- September 20, 2017
- Posted by: Jeremy Miles AM / AC
- Category: Local News
Yesterday Llanelli AM Lee Waters and I asked the Welsh Government to commission a study for a Swansea Bay region transport system.
Lee as a former director of the transport charity Sustrans has a long standing commitment to public transport. From my own point of view, I have seen at first hand as a constituency AM, the need for much better public transport links in our area. And my report from the Neath Area Economic Forum conference which I discussed with Welsh Government ministers in April, called for the establishment of a Swansea Bay Region Integrated Transport system (SBRITe), an integrated bus and rail network connecting the whole of the Swansea Bay region, reflecting the views of local business and public sector organisations who were at the Forum meeting.
The South Wales Metro is a good plan but it is really a South East Wales Metro and it doesn’t serve our area. We need a radical plan with the potential to link up communities across the Swansea Bay region. With an integrated bus and rail network, people will have better options to live, commute and enjoy the benefits in such a vibrant, geographically diverse area.
This will be a natural partner to the Swansea Bay city deal – which will see more than £1.3 billion invested in business – and will mean that the jobs created as a result of this investment are open to communities across the region. The UK government’s failure to live up to its commitment to electrify the rail line west of Cardiff now creates an obligation to support the creation of a transport network which serves the Swansea Bay region.
Lee and I called for a study for an integrated bus and rail network which would connect all parts of the region from Llanelli in the west through to Neath and beyond.
The First Minister said in the Senedd yesterday “We (Welsh Government) have funded development work on the outline concept of a metro for south-west Wales in this financial year, via the local transport fund. The City and County of Swansea—is co-ordinating this work in partnership with the other local authorities in the south-west and the project is progressing well… There are a number of ways in which you can deliver a metro: some as heavy rail, some as light rail, fast buses and the possibility of dedicated bus lanes. There are any number of ways where a metro system can be delivered and it’s hugely important that any study is able to look at emerging modern technology, particularly in order to facilitate quicker transport options for the public. ”
Today, there is coverage in the press of a draft proposal by Mark Barry of Cardiff University to establish a Swansea Bay Metro. It is an early stage plan but it contains some positive proposals about using existing current rail freight lines and making them available for passenger rail. The draft proposal includes the freight lines from Tairgwaith and the Dulais Valley. It also includes more frequent local rail services from Neath. These should all be explored.
However, the draft proposal also suggests diverting the mainline so that it goes direct from Swansea to Port Talbot, taking Neath off the mainline, to shorten journey times.
Any plan for a regional transport network must keep Neath on the mainline to Cardiff and London.
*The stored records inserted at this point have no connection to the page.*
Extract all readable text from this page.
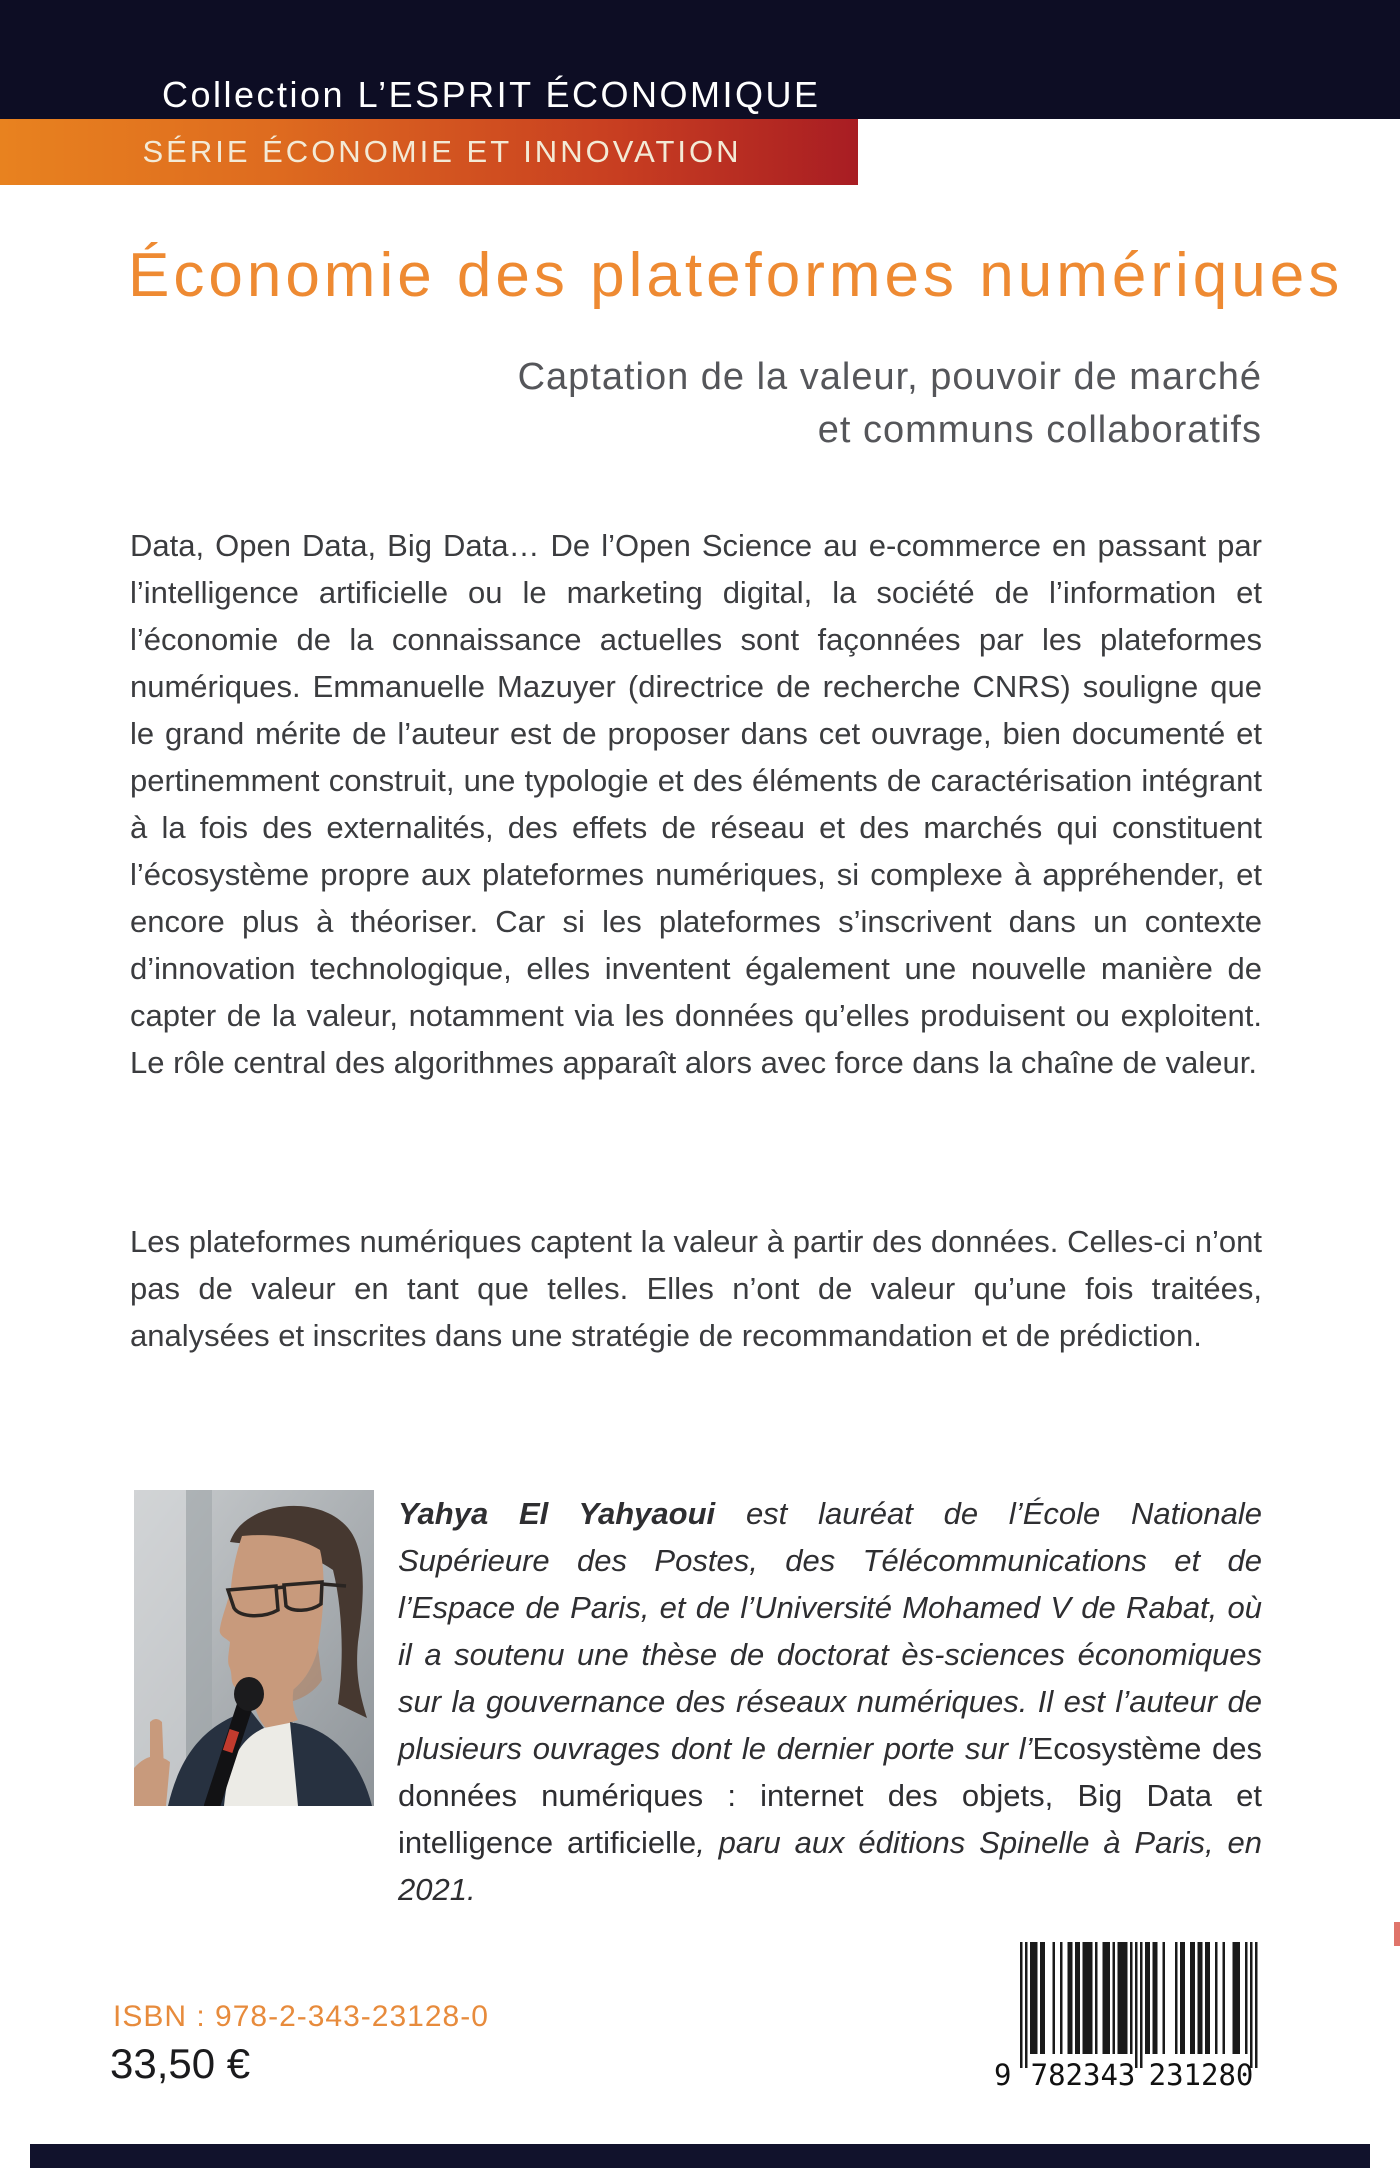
Collection L’ESPRIT ÉCONOMIQUE
SÉRIE ÉCONOMIE ET INNOVATION
Économie des plateformes numériques
Captation de la valeur, pouvoir de marché
et communs collaboratifs
Data, Open Data, Big Data… De l’Open Science au e-commerce en passant par l’intelligence artificielle ou le marketing digital, la société de l’information et l’économie de la connaissance actuelles sont façonnées par les plateformes numériques. Emmanuelle Mazuyer (directrice de recherche CNRS) souligne que le grand mérite de l’auteur est de proposer dans cet ouvrage, bien documenté et pertinemment construit, une typologie et des éléments de caractérisation intégrant à la fois des externalités, des effets de réseau et des marchés qui constituent l’écosystème propre aux plateformes numériques, si complexe à appréhender, et encore plus à théoriser. Car si les plateformes s’inscrivent dans un contexte d’innovation technologique, elles inventent également une nouvelle manière de capter de la valeur, notamment via les données qu’elles produisent ou exploitent. Le rôle central des algorithmes apparaît alors avec force dans la chaîne de valeur.
Les plateformes numériques captent la valeur à partir des données. Celles-ci n’ont pas de valeur en tant que telles. Elles n’ont de valeur qu’une fois traitées, analysées et inscrites dans une stratégie de recommandation et de prédiction.
Yahya El Yahyaoui est lauréat de l’École Nationale Supérieure des Postes, des Télécommunications et de l’Espace de Paris, et de l’Université Mohamed V de Rabat, où il a soutenu une thèse de doctorat ès-sciences économiques sur la gouvernance des réseaux numériques. Il est l’auteur de plusieurs ouvrages dont le dernier porte sur l’Ecosystème des données numériques : internet des objets, Big Data et intelligence artificielle, paru aux éditions Spinelle à Paris, en 2021.
ISBN : 978-2-343-23128-0
33,50 €	9 782343 231280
There are other ways of reducing journey times, and we should explore those rather than taking Neath (or indeed other stations) off the mainline – it’s about bringing our communities closer, not cutting them off.
In addition, we also need an integrated bus service as part of a Swansea Bay Region Integrated Transport system, so that it is both rail- and bus-based. There are many parts of Neath constituency where there is no realistic possibility of a rail service, so we need to ensure that a regional transport system includes an integrated bus services, allowing seamless connection to the rail network which would deliver an enhanced bus service for the Amman, Swansea, Dulais and Neath valleys – providing better connection with Neath, Swansea and beyond.
Neath and our valleys communities need to be at the heart of a new regional transport plan.
Lee and I will be convening a round table meeting of experts and bus and rail users to discuss the integrated transport options for our region to ensure region-wide connectivity and I will be making the findings available to anyone who has an interest in better public transport in Neath and the wider Swansea Bay region.